Studio album by Caparezza
- Released: April 22, 2014
- Genre: Rap rock
- Length: 70:00
- Label: Universal Music

Caparezza chronology
| Il sogno eretico (2011) | Museica (2014) | Prisoner 709 (2017) |

Singles from Museica
- "Non me lo posso permettere" Released: March 21, 2014; "È tardi" Released: May 30, 2014; "China Town" Released: August 29, 2014; "Avrai ragione tu (Ritratto)" Released: November 14, 2014; "Mica Van Gogh" Released: February 27, 2015;

= Museica =

Museica is the sixth studio album by the Italian rapper Caparezza, released on April 22, 2014.

Published three years after the album Il sogno eretico, it's the first album of the Italian artist that reached the first place in the leaderboard of the most sold albums in Italy.

The song "Avrai ragione tu (ritratto)" was released on November 14, 2014. It is inspired by the picture of Dmitri Vrubel My God, Help Me to Survive This Deadly Love.

== Description ==
The title of the album is created by the words "musica" ("music" in italian, used because it's a musical album), "museo" ("museum" in italian, used because every track is inspired from an artwork) and "sei" ("six" in italian, used because it's the 6th album of the italian rapper). Caparezza himself described Museica with the following words:«Museica is my museum, my music, my 6th album. It's been recorded in Molfetta and mixed in Los Angeles from the highly acclaimed Charis Lord-Alge. Begin me both the author and the artistic producer, i consider it as a new "first" album. It's an album that is inspired from the world of art, the audioguide of my visions displayed. Every track from Museica is inspired from paintings. It doesn't really exist a track that can't represent the entire album, because there's no painting that can represent the entire gallery. Essentially this album, doesn't have to be heard, but visited.»The cover of the album it's inspired from a painting of Domenico Dell'Osso, painted just for the artist, with title from the album.
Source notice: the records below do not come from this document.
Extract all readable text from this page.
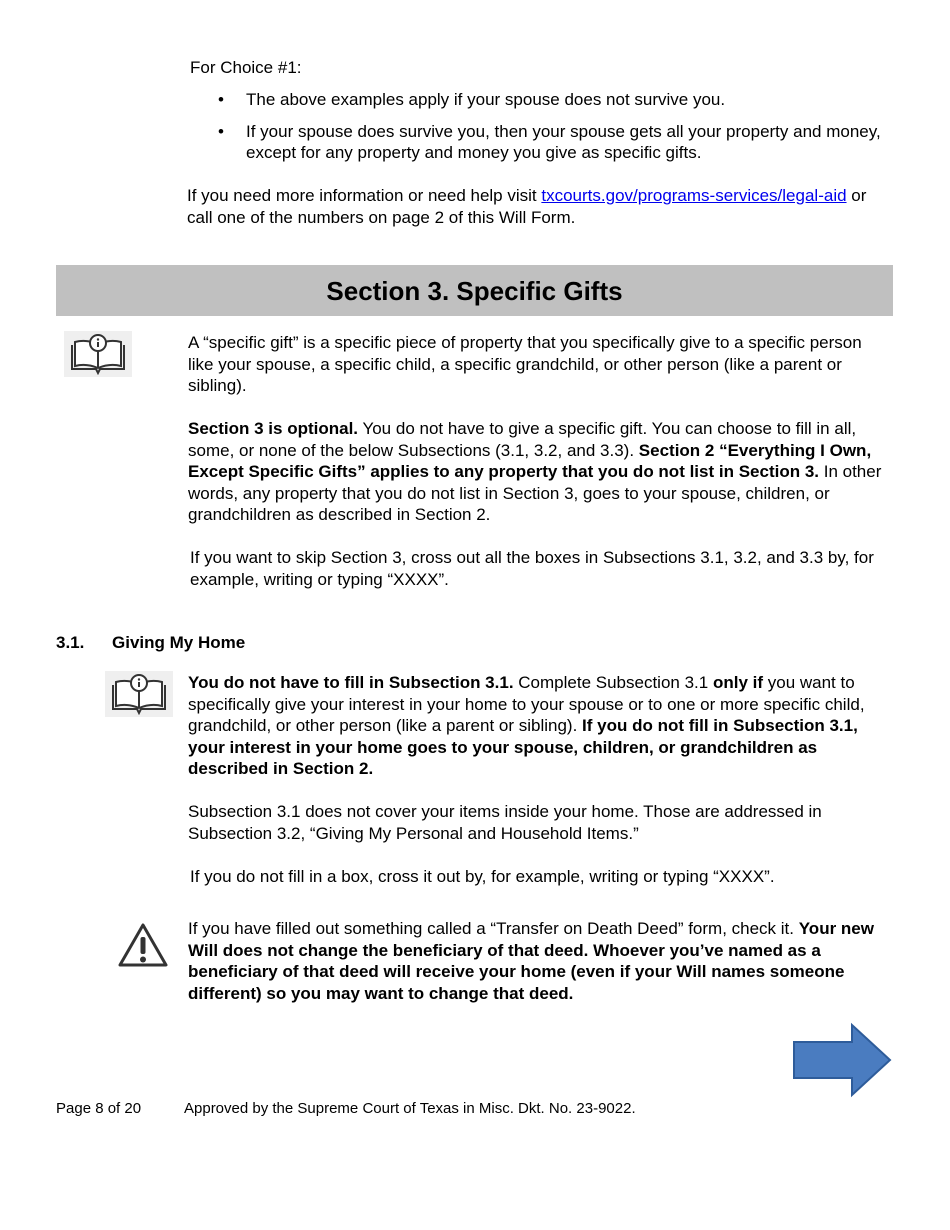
For Choice #1:

• The above examples apply if your spouse does not survive you.
• If your spouse does survive you, then your spouse gets all your property and money, except for any property and money you give as specific gifts.

If you need more information or need help visit txcourts.gov/programs-services/legal-aid or call one of the numbers on page 2 of this Will Form.

Section 3. Specific Gifts

A “specific gift” is a specific piece of property that you specifically give to a specific person like your spouse, a specific child, a specific grandchild, or other person (like a parent or sibling).

Section 3 is optional. You do not have to give a specific gift. You can choose to fill in all, some, or none of the below Subsections (3.1, 3.2, and 3.3). Section 2 “Everything I Own, Except Specific Gifts” applies to any property that you do not list in Section 3. In other words, any property that you do not list in Section 3, goes to your spouse, children, or grandchildren as described in Section 2.

If you want to skip Section 3, cross out all the boxes in Subsections 3.1, 3.2, and 3.3 by, for example, writing or typing “XXXX”.

3.1. Giving My Home

You do not have to fill in Subsection 3.1. Complete Subsection 3.1 only if you want to specifically give your interest in your home to your spouse or to one or more specific child, grandchild, or other person (like a parent or sibling). If you do not fill in Subsection 3.1, your interest in your home goes to your spouse, children, or grandchildren as described in Section 2.

Subsection 3.1 does not cover your items inside your home. Those are addressed in Subsection 3.2, “Giving My Personal and Household Items.”

If you do not fill in a box, cross it out by, for example, writing or typing “XXXX”.

If you have filled out something called a “Transfer on Death Deed” form, check it. Your new Will does not change the beneficiary of that deed. Whoever you’ve named as a beneficiary of that deed will receive your home (even if your Will names someone different) so you may want to change that deed.

Page 8 of 20	Approved by the Supreme Court of Texas in Misc. Dkt. No. 23-9022.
The album travels from art to violence: according to Caparezza «the majority of the things that gives life to this Earth is thanks to violence. To escape from the restlessness of living we try to build a parallel reality, we create the ideal world; the art is salvific»

In October 2014 the album won "album of the year" at Targa Tenco.

== Music and lyrics ==
According to Caparezza, Museica is "more or less rap rock. It’s not a Bob Dylan album."

== Track listing ==
1. "Canzone all'entrata"
2. "Avrai ragione tu (Ritratto)"
3. "Mica Van Gogh"
4. "Non me lo posso permettere"
5. "Figli d'arte"
6. "Comunque dada"
7. "Giotto Beat"
8. "Cover"
9. "China Town"
10. "Canzone a metà"
11. "Teste di Modì"
12. "Argenti vive"
13. "Compro horror"
14. "Kitaro" (Michele Salvemini, Mizuki Shigeru, Taku Izumi)
15. "Troppo politico"
16. "Sfogati"
17. "Fai da tela" (feat. Diego Perrone)
18. "È tardi" (feat. Michael Franti)
19. "Canzone all'uscita"

==Bonus tracks==
1. "Museica Documentario (Short Version)"
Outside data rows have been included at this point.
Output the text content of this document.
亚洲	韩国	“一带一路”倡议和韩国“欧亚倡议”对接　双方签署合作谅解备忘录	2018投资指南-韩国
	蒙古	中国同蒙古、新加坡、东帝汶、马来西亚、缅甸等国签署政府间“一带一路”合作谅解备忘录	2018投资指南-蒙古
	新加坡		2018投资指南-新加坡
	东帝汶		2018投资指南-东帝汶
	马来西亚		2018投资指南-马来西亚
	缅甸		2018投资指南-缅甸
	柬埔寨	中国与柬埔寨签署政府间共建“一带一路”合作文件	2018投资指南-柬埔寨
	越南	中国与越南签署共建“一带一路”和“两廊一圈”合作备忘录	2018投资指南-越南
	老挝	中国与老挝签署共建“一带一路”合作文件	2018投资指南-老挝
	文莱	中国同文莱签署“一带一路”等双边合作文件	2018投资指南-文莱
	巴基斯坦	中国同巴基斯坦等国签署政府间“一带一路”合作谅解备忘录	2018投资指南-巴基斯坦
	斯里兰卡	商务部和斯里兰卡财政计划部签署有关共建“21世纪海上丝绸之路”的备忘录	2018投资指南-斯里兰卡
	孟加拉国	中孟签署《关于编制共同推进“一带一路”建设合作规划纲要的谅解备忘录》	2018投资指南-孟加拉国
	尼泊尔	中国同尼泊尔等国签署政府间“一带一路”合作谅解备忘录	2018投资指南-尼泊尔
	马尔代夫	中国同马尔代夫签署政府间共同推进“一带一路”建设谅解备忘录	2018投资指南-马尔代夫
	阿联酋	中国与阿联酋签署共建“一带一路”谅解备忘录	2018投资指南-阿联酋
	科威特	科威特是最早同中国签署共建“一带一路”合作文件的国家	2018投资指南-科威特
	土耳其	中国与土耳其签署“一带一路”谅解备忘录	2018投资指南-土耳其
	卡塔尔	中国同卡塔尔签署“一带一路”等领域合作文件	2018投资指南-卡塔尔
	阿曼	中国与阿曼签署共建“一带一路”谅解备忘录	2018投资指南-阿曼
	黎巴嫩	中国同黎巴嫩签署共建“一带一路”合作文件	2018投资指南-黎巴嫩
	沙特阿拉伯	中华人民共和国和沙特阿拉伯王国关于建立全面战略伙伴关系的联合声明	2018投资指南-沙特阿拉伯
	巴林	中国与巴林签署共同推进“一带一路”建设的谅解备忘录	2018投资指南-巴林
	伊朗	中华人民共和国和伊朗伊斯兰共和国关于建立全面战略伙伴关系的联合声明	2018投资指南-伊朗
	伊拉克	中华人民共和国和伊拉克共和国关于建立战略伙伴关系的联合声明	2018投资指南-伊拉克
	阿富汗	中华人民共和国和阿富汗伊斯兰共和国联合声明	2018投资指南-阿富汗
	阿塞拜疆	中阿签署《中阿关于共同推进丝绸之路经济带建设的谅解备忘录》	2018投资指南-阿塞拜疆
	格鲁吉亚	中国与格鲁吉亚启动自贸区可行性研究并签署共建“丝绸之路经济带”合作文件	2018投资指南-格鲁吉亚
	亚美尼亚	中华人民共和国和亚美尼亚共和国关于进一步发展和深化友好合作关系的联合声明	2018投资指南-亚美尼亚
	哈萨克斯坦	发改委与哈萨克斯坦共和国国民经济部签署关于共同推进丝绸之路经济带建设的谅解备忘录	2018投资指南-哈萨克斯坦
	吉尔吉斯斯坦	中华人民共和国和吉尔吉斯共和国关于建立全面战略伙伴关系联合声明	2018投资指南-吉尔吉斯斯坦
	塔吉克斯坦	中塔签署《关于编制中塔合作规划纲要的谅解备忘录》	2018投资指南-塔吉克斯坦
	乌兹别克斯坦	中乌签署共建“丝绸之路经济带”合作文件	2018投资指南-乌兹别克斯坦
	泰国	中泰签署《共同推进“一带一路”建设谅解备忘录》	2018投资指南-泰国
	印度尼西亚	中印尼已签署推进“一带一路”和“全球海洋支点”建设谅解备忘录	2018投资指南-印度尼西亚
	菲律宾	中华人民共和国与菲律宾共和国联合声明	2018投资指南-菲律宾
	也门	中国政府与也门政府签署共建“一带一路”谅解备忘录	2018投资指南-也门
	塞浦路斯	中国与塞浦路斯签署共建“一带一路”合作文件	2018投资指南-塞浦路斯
==Commercial performance==

===Weekly charts===

| Chart (2014–2015) | Peak position |
|---|---|
| Italian Albums (FIMI) | 1 |
| Swiss Albums (Schweizer Hitparade) | 78 |

===Year-end charts===

| Chart (2014) | Peak position |
|---|---|
| Italian Albums (FIMI) | 17 |
| Chart (2015) | Peak position |
| Italian Albums (FIMI) | 100 |

===Certifications===

| Region | Certification | Certified units/sales |
| Italy (FIMI) | 2× Platinum | 100,000^{*} |
^{*} Sales figures based on certification alone.